Полфунта весело рассмеялся. Рыжик молчал, но по его улыбающейся широкой физиономии, выпачканной чернилами и слезами, и по смеющимся глазам, устремленным на фокусника, видно было, что он счастлив и доволен.

— Но где же ты пропадал?.. — снова заговорил Полфунта. — Где ты жил, что делал?.. Ведь мы вот уже год как расстались… А? Что же ты молчишь, мой Рыжик?

В ответ на последний вопрос Санька только вздохнул и опустил голову. Полфунта понял, что с мальчиком, наверно, случилось что-то очень нехорошее, что ему тяжело об этом теперь говорить, а потому он не стал больше расспрашивать.
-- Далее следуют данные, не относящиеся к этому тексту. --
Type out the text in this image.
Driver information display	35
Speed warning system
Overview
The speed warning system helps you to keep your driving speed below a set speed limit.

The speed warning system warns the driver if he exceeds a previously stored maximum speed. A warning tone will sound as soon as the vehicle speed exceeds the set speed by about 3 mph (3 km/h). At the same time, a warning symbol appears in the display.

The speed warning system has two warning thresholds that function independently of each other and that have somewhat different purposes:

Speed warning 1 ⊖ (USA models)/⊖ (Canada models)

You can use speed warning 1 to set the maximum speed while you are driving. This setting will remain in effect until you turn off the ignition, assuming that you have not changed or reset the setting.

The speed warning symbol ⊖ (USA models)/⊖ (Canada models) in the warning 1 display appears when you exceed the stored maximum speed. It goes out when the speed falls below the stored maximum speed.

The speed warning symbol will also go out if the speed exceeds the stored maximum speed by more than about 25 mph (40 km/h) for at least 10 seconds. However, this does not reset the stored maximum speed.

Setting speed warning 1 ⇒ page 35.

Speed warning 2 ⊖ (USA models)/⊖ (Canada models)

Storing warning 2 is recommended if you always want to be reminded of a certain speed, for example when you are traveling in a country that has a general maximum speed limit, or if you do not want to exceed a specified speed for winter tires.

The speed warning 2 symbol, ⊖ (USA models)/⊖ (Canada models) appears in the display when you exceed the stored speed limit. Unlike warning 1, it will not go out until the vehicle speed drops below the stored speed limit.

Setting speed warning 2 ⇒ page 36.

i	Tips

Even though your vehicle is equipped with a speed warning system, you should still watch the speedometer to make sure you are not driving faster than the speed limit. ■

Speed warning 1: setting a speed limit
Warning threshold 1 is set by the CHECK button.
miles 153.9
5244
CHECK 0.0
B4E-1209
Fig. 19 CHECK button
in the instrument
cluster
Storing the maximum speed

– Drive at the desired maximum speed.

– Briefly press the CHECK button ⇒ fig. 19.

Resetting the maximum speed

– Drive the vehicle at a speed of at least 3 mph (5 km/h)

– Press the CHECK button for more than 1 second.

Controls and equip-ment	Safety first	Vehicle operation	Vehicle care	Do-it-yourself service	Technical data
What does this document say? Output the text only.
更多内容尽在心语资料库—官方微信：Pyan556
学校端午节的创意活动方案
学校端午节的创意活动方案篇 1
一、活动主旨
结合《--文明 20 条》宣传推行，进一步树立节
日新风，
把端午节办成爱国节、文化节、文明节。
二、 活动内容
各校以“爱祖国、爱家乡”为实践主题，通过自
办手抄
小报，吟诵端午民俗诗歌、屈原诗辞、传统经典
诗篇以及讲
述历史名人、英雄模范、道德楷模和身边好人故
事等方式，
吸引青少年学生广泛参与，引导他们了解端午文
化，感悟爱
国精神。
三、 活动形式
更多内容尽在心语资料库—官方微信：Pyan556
— Ну ладно! — сказал он. — Потом мне все расскажешь, а пока лезь в спальню (Полфунта указал на эстраду) и найди свою шапку. Потом купаться отправимся, а потом… Ну, да там увидим, что потом будет… Что же ты стоишь?.. Беги, говорю, за шапкой…

— У меня нет шапки, — едва слышно пробормотал Санька.

— А где она?

— Потерял.

— Кого?

— Шапку.

— Где потерял?

Рыжик снова замолчал и потупился.

— Ну ладно, пойдем к морю… Выкупаемся и думать начнем. Марш за мной!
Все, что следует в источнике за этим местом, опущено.